If only The Voice more regularly perused the pages of the Daily Mail, we would not have missed Lib Dem deputy leader Vince Cable’s most recent two articles for the paper. (Then again, if The Voice more regularly perused the pages of the Daily Mail we would most likely end up supporting flogging for immigrants, worrying about Facebook giving us cancer, and cheering on the Blackshirts). Anyway, Vince has penned two articles for the paper examining the impact of the economic crisis. Excerpts below – clcik on the headline to read in full:
We’re not going bust, but Gordon has to get a grip:
Can and will Britain go bankrupt? Should people lie awake at night worrying about the public finances? The answer to these questions is ‘no’.
The national debt is a bit like a mortgage – what really matters is paying the interest rather than the lump sum. As a country, we can do that.
But as the Governor of the Bank of England warned last week, the Government is running a very big deficit on its budget because of the recession; the deficit cannot sensibly rise further; and there have to be clear plans to reduce it as the economy recovers.
Much confusion is being caused by a failure to distinguish between the legacy problem – the amount of inherited government debt – and government deficits running forward.
The former isn’t a major problem; the latter is. Some politicians, who ought to know better, confuse the two deliberately or because they don’t understand the difference. …
Neither the Government, nor the country, is bankrupt. We are still a rich country.
Instead of a constant blizzard of meaningless or unaffordable initiatives, we need from the Government a clear routemap out of the recession.
This includes a willingness to rein in big public-spending commitments such as tax credits, public-sector pension entitlements, university education for half the population, useless quangos and ID cards.
The Government can borrow today if there is a convincing plan to borrow much less in future.
A crisis that is dividing our young and old:
Share:Younger people are worried about jobs and expect the Government to do what it can – including using inflationary policies – to fight unemployment. Many are also burdened by debt, particularly mortgages, and want relief in the form of low interest rates.
Many older, retired people have different – indeed opposite – concerns. They are unlikely to have a debt problem and a job to lose. They are worried about inflation and are angry about low interest rates and poor annuities that deprive them of income to supplement the State pension.
These concerns are pulling generations in opposite directions. In practice, life is more complicated. …
How can we balance these interests in a better way? There has, first, to be greater financial stability so that society is not swinging from boom to bust, particularly in house prices. That requires more careful management of bank lending than we have seen in the past.
Second, when emergency measures are taken – as now – to stimulate the economy and to arrest falling output, employment and wages, there has to be compensating action to help those damaged, notably by low interest rates.
The priority should be to help those whose savings are virtually confiscated under the benefit system, which ridiculously assumes that everyone in receipt of pension credit and other benefits earns ten per cent a year on their savings. And there must be greater freedom for pensioners who are at present compelled to take out annuities.
The bigger task is to ensure that there is financial security at different stages of life and to ensure that people have incentives to provide for themselves – be it for house deposits when young or personal care when old. That means, for example, a decent State pension to provide a platform for personal savings.

5 Comments
“This includes a willingness to rein in big public-spending commitments”
“That means, for example, a decent State pension to provide a platform for personal savings.”
Anyone else spot the contradiction here?
Hywel,
I not an economist but are the two not different?
big public spending refers to projects over the short term 1 to 8 years out.
On pensions we are talking about amounts saved over decades.
“The national debt is a bit like a mortgage…”
Oh how I wish I could pay off my mortgage using a new £50 note and a Riso.
The National Debt is NOT like a mortgage as we will soon find out when the Government begins to inflate it away, at great cost to every person living in the UK.
Simonsez,
I think Hywel has a point. The state pension is becoming increasingly burdensome as more people live longer and fewer people work to support them.

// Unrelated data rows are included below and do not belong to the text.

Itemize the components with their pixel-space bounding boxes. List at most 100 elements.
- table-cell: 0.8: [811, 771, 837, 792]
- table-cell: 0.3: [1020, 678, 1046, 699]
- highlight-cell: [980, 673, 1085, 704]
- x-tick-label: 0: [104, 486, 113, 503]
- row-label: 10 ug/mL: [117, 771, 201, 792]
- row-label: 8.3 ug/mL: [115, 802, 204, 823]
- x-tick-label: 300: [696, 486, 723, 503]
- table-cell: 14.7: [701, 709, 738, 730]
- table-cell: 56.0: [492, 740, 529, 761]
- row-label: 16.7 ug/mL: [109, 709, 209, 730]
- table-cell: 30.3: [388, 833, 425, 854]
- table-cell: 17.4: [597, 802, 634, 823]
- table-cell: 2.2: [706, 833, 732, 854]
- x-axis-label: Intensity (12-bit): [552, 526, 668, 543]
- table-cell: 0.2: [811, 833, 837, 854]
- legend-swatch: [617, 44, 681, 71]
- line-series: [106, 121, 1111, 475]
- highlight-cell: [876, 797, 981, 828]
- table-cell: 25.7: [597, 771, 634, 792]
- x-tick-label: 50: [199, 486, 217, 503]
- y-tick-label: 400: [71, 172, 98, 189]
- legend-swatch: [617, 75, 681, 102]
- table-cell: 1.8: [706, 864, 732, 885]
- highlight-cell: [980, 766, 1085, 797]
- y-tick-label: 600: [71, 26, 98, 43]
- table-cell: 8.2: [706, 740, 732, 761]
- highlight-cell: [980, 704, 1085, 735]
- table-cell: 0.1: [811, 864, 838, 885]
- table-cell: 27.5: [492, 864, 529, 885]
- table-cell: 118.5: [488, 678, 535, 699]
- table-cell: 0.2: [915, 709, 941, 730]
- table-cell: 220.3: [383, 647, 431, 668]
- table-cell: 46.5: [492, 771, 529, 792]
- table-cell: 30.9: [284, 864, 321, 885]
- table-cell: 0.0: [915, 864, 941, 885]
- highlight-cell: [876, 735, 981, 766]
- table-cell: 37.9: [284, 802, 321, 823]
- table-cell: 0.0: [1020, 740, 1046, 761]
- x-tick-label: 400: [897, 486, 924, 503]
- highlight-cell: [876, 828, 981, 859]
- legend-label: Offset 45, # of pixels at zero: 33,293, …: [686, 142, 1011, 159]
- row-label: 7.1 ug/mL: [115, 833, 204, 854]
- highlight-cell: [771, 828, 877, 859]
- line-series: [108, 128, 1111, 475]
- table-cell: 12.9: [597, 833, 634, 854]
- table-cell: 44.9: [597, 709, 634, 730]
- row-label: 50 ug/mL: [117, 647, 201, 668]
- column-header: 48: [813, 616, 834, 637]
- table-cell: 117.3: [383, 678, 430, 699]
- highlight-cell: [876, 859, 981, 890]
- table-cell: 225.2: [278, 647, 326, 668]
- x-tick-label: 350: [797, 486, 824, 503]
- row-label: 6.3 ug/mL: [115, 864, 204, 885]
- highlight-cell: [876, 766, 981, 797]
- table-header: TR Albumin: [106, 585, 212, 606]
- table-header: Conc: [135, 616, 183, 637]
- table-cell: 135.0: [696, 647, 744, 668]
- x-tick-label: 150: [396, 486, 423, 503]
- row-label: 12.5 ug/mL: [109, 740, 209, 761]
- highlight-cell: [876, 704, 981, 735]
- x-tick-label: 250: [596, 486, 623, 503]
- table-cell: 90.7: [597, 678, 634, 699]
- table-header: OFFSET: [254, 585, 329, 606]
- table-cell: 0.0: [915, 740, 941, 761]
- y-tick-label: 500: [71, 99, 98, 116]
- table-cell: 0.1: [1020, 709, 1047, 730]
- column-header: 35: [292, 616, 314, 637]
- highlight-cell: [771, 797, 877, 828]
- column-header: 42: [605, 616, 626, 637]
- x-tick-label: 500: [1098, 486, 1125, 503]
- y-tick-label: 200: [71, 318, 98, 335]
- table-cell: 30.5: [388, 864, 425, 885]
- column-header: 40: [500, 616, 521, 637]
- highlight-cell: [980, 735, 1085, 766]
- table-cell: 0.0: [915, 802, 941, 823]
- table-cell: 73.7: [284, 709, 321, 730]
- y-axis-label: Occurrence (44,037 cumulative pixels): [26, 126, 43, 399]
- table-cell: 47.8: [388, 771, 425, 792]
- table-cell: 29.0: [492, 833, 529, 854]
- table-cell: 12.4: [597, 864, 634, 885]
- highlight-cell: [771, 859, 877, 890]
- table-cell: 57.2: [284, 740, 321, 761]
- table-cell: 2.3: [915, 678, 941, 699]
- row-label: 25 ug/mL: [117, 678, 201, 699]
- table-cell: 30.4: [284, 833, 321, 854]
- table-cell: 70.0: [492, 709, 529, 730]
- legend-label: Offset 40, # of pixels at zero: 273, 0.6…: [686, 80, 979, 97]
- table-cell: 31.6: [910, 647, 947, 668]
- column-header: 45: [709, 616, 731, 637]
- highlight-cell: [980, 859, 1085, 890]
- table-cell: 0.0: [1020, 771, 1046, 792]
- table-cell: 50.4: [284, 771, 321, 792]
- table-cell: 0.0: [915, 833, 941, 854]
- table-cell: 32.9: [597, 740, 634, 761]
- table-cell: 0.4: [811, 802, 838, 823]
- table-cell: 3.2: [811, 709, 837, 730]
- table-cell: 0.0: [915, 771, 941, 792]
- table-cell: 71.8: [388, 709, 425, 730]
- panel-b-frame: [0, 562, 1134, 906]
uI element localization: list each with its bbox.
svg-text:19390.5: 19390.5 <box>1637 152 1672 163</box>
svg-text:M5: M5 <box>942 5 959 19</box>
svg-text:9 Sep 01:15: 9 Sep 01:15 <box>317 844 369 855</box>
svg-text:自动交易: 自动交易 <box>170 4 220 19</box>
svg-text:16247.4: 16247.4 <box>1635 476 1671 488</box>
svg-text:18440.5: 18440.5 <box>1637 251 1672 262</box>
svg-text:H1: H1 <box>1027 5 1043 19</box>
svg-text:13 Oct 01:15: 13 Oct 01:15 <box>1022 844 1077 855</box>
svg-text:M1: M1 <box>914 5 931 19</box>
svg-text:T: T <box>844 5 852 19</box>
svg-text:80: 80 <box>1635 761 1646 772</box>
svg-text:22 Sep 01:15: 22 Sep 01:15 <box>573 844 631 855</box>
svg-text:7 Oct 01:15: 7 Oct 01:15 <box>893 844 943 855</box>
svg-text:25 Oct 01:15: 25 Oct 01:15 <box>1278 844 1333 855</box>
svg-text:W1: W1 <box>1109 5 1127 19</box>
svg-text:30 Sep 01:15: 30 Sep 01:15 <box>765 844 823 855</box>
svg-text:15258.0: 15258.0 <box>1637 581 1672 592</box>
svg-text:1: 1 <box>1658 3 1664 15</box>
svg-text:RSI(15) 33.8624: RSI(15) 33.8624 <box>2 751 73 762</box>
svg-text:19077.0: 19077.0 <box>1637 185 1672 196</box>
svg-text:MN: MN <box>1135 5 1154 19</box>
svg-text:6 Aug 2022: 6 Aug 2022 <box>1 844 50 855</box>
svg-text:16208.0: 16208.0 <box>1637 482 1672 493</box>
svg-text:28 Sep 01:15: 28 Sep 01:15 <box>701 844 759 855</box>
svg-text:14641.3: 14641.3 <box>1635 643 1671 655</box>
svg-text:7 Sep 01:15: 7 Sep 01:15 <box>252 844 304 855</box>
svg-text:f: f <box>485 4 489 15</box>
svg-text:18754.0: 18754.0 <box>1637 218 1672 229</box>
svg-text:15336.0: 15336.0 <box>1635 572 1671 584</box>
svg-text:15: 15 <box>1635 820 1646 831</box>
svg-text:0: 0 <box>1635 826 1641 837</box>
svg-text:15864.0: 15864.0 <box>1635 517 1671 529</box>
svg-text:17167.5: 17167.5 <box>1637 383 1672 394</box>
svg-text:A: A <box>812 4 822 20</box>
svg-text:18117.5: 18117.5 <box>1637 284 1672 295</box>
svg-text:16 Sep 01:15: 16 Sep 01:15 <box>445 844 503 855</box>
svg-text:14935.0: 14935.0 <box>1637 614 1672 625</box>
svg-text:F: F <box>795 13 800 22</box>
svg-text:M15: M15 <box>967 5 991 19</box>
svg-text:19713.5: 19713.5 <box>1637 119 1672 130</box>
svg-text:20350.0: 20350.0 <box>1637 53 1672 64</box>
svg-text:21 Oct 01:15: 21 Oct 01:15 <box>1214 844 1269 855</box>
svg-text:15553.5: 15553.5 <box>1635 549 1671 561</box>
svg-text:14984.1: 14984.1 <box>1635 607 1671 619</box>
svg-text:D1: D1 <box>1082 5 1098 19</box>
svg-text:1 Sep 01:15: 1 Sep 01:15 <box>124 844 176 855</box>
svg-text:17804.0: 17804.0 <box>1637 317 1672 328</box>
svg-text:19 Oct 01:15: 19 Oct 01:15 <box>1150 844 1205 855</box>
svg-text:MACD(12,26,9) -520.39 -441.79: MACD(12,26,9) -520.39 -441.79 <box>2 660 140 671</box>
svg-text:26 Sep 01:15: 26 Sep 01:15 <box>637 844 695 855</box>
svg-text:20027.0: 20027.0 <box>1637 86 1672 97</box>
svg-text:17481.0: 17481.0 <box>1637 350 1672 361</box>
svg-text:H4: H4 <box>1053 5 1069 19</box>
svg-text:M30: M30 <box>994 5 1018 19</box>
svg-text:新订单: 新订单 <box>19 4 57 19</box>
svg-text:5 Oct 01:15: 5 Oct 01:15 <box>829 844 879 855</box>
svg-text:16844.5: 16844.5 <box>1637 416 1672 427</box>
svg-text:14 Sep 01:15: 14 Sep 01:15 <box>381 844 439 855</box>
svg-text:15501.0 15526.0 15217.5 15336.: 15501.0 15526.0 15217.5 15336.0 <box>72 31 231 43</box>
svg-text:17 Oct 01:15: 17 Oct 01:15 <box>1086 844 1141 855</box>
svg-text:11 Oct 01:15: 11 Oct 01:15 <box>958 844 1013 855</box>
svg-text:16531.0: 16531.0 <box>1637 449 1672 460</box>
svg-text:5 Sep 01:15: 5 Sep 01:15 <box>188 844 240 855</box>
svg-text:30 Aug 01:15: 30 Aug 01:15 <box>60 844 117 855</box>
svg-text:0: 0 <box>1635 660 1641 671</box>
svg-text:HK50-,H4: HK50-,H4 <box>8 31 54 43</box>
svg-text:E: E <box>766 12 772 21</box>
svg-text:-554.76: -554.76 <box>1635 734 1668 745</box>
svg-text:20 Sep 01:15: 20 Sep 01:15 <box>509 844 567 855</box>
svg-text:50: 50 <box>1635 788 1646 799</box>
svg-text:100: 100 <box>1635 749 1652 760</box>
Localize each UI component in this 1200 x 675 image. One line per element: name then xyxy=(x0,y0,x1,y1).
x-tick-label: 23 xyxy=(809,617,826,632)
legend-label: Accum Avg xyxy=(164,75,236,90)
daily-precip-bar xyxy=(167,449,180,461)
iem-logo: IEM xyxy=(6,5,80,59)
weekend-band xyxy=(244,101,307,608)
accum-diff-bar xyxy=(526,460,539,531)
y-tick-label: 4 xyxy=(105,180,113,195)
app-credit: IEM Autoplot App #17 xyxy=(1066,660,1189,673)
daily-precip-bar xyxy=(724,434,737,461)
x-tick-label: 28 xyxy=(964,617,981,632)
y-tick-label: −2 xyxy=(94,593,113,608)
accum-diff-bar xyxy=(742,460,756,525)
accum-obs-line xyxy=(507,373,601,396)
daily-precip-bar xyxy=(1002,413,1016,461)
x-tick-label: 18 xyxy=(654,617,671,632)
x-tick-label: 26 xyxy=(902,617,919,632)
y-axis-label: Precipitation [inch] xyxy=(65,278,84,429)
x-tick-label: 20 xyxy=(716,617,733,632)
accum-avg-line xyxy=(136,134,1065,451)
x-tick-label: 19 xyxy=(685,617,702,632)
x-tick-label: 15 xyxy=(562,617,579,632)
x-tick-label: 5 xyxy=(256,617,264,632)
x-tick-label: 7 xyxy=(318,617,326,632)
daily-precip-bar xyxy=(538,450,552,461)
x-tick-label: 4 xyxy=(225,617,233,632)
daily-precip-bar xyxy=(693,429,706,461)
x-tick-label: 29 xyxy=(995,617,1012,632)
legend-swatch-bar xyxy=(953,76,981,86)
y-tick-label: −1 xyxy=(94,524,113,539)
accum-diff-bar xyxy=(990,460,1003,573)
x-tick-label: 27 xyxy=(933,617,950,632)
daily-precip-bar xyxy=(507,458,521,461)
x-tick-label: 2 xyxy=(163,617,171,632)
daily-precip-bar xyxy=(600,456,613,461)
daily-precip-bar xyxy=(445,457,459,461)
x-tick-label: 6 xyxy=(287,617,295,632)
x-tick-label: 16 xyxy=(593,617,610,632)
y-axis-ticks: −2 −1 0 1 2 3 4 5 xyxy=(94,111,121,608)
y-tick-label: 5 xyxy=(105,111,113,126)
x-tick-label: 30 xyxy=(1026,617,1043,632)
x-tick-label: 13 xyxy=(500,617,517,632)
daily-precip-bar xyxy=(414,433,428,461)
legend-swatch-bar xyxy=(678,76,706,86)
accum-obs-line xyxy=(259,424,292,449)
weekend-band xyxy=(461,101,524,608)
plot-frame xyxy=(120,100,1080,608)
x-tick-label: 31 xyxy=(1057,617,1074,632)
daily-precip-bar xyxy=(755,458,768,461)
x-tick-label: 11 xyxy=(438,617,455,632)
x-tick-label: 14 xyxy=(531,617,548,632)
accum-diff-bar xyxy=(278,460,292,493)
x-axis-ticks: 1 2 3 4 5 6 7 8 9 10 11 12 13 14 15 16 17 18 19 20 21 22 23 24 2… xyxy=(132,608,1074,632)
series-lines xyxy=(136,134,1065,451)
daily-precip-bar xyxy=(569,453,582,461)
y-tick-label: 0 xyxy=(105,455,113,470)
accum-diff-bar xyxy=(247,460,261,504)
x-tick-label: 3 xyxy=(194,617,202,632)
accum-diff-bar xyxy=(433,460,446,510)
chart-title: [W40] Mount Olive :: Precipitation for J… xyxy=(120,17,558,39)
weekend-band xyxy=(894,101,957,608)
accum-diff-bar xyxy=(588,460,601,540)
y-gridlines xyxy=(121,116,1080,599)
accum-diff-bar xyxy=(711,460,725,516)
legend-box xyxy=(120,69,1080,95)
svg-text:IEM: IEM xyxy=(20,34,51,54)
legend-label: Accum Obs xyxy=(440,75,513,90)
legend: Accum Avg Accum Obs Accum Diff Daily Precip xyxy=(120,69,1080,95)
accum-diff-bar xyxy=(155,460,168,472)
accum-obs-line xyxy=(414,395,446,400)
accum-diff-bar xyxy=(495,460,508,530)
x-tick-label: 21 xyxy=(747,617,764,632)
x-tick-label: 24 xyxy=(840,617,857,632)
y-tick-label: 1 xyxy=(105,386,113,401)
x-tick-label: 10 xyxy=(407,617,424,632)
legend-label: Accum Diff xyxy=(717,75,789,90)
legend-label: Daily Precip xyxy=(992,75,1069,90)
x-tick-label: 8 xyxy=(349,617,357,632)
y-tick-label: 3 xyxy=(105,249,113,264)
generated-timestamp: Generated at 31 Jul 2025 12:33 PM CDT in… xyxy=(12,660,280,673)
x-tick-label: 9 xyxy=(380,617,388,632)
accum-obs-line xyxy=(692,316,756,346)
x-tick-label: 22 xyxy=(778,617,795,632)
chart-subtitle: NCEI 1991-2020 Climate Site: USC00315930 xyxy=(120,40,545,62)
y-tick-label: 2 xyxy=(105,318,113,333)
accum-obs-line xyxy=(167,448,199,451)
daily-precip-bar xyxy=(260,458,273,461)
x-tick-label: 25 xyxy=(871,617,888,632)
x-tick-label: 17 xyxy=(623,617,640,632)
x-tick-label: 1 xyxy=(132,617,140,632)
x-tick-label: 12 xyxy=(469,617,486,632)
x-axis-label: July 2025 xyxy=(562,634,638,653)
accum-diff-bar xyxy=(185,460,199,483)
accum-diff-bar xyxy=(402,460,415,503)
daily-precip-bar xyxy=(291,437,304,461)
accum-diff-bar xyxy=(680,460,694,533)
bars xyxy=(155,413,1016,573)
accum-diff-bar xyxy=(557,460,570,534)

The only reason that it does not count to the National Debt is because it is not accounted for properly.
The key point is that NOBODY saves for a state pension: each generation pays for the preceeding generation so rather than “amounts saved over decades”, what we actually build up are liabilities built up over decades with no real plan for paying for it.
Ultimately, it will be “monetised” (c.f. my comment, above).
“The only reason that it does not count to the National Debt is because it is not accounted for properly.”
Interesting point – what would happen to the national debt if the government had to account for future state pension liabilities in the same way companies which operate final salary schemes do?